The first question on last night’s University Challenge gave the above quote, mentioning Cecil Adams and the Straight Dope in the process, and asked for the name of the game Adams was describing in his column.

My guess of Rubik’s Cube was clearly incorrect but kudos to Cecil for attracting the attention of question compilers for the UK’s longest running and possibly most difficult TV quiz.

Is that the same University Challenge that Rik, Vyvian, Neal and Mike were on, representing Scumbag College?

Sorry, I’m a child of the 80’s. And an American.

That’s it. Link

More or less the same one. The original went off the air, then was revived years later with a new host, and flashier graphics in the picture questions.

As for you being American, don’t you have your own version of the quiz College Bowl? I’ve seen brief clips of it, and it looks like the same format.

One interesting thing: I recently had a look at the newest edition of the D&D rulebooks in a bookstore. I’d estimate it’s approximately 5000 times more complicated that it was in 1980, when I was playing and Cecil described it as having the “excitement of double-entry bookkeeping.”

Since Cecil talks about Gygax leaving TSR in the mid-1980s, and about a CD-ROM due out in 1996 – he didn’t write that in 1980. Date at the top of the column notwithstanding.

In certain ways, yes, Maroci, in that in order to even generate a character you need to figure out and write down about 3 times (off the top of my head,) as much data.

On the other hand, everything works relatively the same way, so skill checks work in much the same way as to hits work as much the same way as saving throws.
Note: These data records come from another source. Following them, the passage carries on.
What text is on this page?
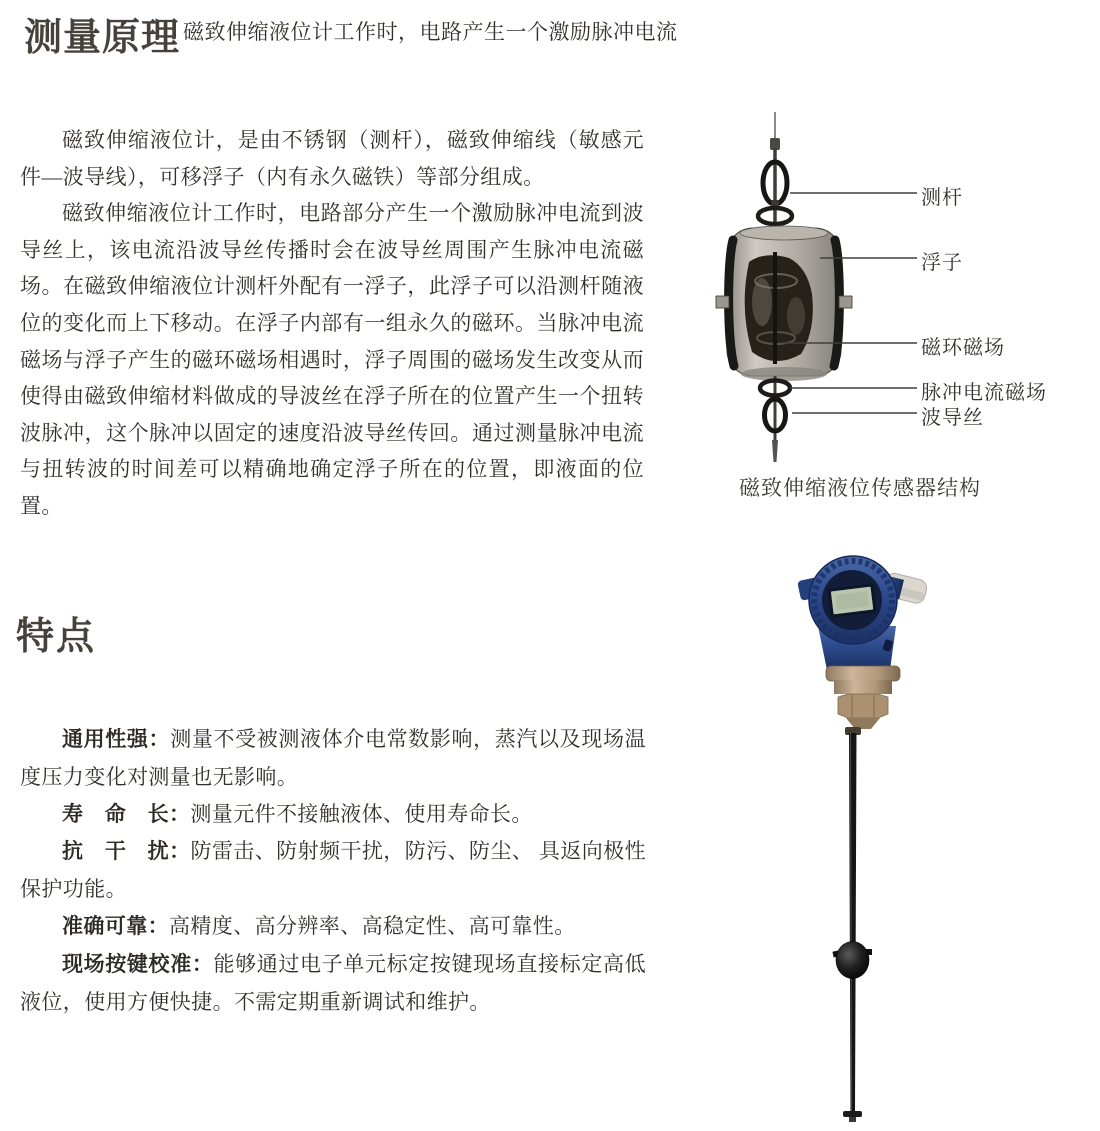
测量原理 磁致伸缩液位计工作时，电路产生一个激励脉冲电流

磁致伸缩液位计，是由不锈钢（测杆），磁致伸缩线（敏感元件—波导线），可移浮子（内有永久磁铁）等部分组成。

磁致伸缩液位计工作时，电路部分产生一个激励脉冲电流到波导丝上，该电流沿波导丝传播时会在波导丝周围产生脉冲电流磁场。在磁致伸缩液位计测杆外配有一浮子，此浮子可以沿测杆随液位的变化而上下移动。在浮子内部有一组永久的磁环。当脉冲电流磁场与浮子产生的磁环磁场相遇时，浮子周围的磁场发生改变从而使得由磁致伸缩材料做成的导波丝在浮子所在的位置产生一个扭转波脉冲，这个脉冲以固定的速度沿波导丝传回。通过测量脉冲电流与扭转波的时间差可以精确地确定浮子所在的位置，即液面的位置。

测杆
浮子
磁环磁场
脉冲电流磁场
波导丝
磁致伸缩液位传感器结构
特点

通用性强：测量不受被测液体介电常数影响，蒸汽以及现场温度压力变化对测量也无影响。

寿　命　长：测量元件不接触液体、使用寿命长。

抗　干　扰：防雷击、防射频干扰，防污、防尘、 具返向极性保护功能。

准确可靠：高精度、高分辨率、高稳定性、高可靠性。

现场按键校准：能够通过电子单元标定按键现场直接标定高低液位，使用方便快捷。不需定期重新调试和维护。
So once you mastered the relatively hard basics you can do pretty much anything.

Unlike 1.0 where you had different rules for attacking a monster versus someone with an armor class type, or attacking someone with a weapon using a to hit table and a D20 versus a percentage roll with dozens of modifiers for the 3 basic grappling types, not to mention the two different effect tables psionicists had to look up depending on whether the defender was a psionicist or not (with entirely different rules for each.)

Which is not even to get into the differences DMs had between each other, whereas the rules are now more streamlined for XP and magic item generation. Before, most DMs made it nearly impssible to make all but the most basic magic items (with the rare exception of those that made the game look like a steampunk city on crack,) while now it’s easier to do by default but takes experience points so it’s not like you can equip the entire party with +3 weapons right off the bat by making them.

Unfortunately it looks like the last part might be going away with the new 4.0. But maybe not.

Well, the columns have been updated occasionally, but the “double-entry bookkeeping” crack is old – it was in the first Straight Dope book back in the Eighties.